The book's strength is its depth of research and comparative approach, and it contains much that is new and insightful. Even so, there are missing elements that might have strengthened the overall presentation. First of all, more coverage could have been devoted to the cultural representations of these cities, especially given that their renewal was so ideologically driven and promoted from the beginning; more on how city monuments and cityscapes were visualised in popular magazines, films, and tourist literature would have given the reader a clearer sense of how these projects were being communicated at the time. Greater attention also could have been dedicated to the ways in which modernism was not simply anti-traditional, but in fact had become itself a tradition by the 1950s and 1960s, especially in Frankfurt am Main, given its interwar heritage. Demshuk, moreover, does not hide his harsh judgment of the crusading modernists in all of these cities and tends to support the protester accusations that the city governments were practicing a kind of Baudiktatur no less authoritarian than the hated 1930s forerunner. The main drawback, however, is the book's loose organisation as a huge collection of mini-debates and lateral comparisons, which tend to loop back and forth chronologically; such a narrative style can be confusing to follow in terms of what did or did not change over the decades. For instance, the story of the razing of Leipzig's University Church in 1968 (which is the main subject of the author's previous book) is recounted numerous times across various chapters, making the book at times repetitive. The key question that could have been developed more directly is to what extent the Cold War actually mattered at all for these urban redesign projects, in that these widely divergent cities tended to follow similar patterns. These trends were discernible across the continent and much of the world in the 1950s and 1960s, raising the question of what exactly makes this regional Central European urban history distinctive.
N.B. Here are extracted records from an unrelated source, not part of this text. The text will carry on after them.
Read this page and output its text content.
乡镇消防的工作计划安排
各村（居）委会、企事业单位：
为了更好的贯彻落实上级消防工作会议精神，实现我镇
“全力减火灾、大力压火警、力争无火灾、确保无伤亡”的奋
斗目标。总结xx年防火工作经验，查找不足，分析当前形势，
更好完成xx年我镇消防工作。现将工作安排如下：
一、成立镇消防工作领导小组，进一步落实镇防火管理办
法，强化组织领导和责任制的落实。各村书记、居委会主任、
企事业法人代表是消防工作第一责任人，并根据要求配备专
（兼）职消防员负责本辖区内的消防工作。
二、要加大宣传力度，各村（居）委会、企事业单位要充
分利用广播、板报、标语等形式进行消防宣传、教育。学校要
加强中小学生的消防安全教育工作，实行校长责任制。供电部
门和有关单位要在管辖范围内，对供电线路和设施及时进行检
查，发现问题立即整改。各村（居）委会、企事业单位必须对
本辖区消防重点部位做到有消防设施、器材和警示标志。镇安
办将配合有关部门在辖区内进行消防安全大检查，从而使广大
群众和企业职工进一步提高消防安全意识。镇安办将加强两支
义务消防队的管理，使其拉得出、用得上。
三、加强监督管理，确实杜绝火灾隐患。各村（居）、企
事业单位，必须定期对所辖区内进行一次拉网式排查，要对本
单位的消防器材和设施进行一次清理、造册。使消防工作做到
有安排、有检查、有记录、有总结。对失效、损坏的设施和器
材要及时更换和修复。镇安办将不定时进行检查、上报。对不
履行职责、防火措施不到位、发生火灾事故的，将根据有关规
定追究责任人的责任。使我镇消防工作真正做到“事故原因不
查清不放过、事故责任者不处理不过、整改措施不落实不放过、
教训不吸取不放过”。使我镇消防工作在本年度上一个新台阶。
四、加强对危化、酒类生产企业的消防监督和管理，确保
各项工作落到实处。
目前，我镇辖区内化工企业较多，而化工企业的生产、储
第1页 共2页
That said, this is a rich and engaging book that raises many issues about the interface of architecture, urbanism, and identity politics after the war. It chronicles the rise and fall of “high modernism” in Central Europe and traces the huge cultural cost (both material and psychological) caused by the destruction of the prewar urban fabric to make way for the new. But more than that, Demshuk's book makes a compelling argument about rethinking Central European modernity beyond a crude Cold War framework.